Mercurial wasn't as simple as Subversion. But with hg I still felt like understanding 80% of what the tool had to offer and actually being able to mold the timeline the way I wanted.
Git has so many gotchas, bells and whistles that whenever I'm doing something out of the ordinary I'm wondering if there isn't an easier / canonical / smarter way I should be doing it.
> Mercurial wasn't as simple as Subversion.
What? Subversion is by far the most complex versioning software I've ever used.
> Git has so many gotchas, bells and whistles
The Git UI leaves a little to be desired. But inside, Git is basically just blobs, trees, commits, and refs. It'd be hard (or impossible?) to find a conceptually simpler versioning system.
There was a quote somewhere about Mercurial having a mental model small enough you can fit in your head - and that was the big win for me.
It was also fast and had very clean, easy to contribute to code. I remember submitting a patch and getting a bit of Python education from Matt, which was very useful.

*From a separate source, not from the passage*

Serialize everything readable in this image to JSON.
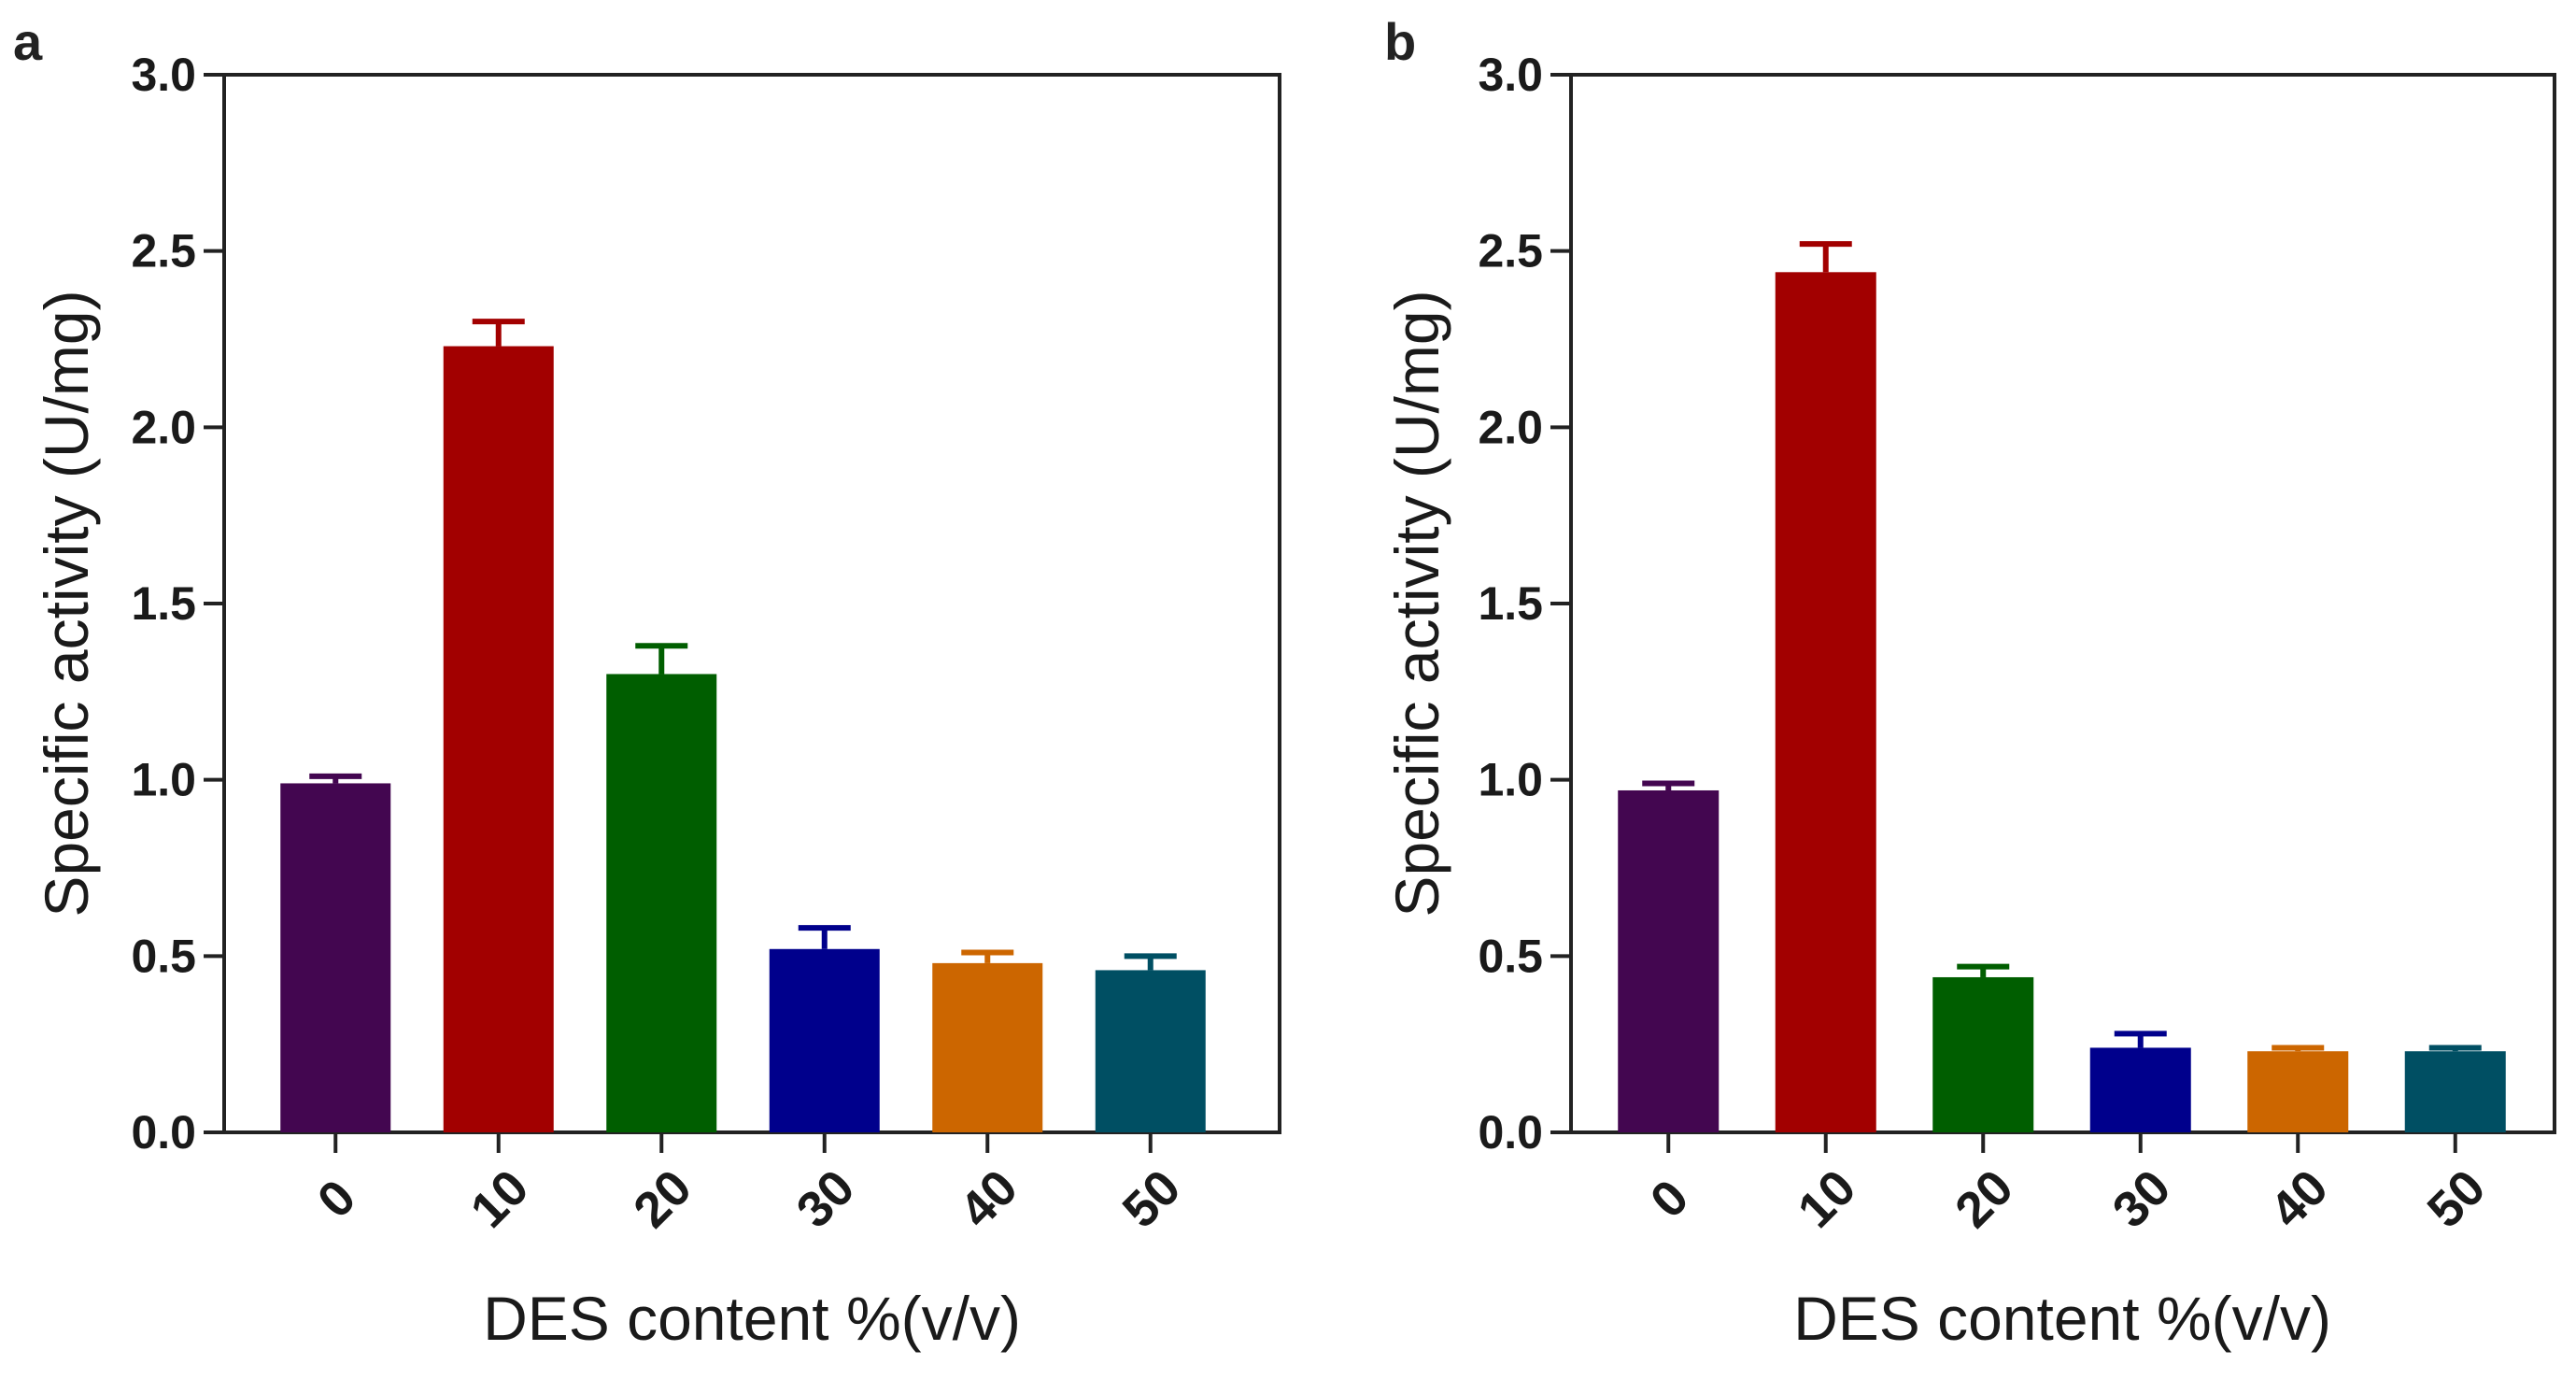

Git is fine but it's inconsistent enough in the interface department, even after all this time, that I still get regularly frustrated. On the other hand, you can't just break a workflow that already exists and I very much appreciate it scales to work far beyond mine.
I do like that the git people are doing the difficult work of improving the UI over time - it's hard to change the engines while the plane is flying!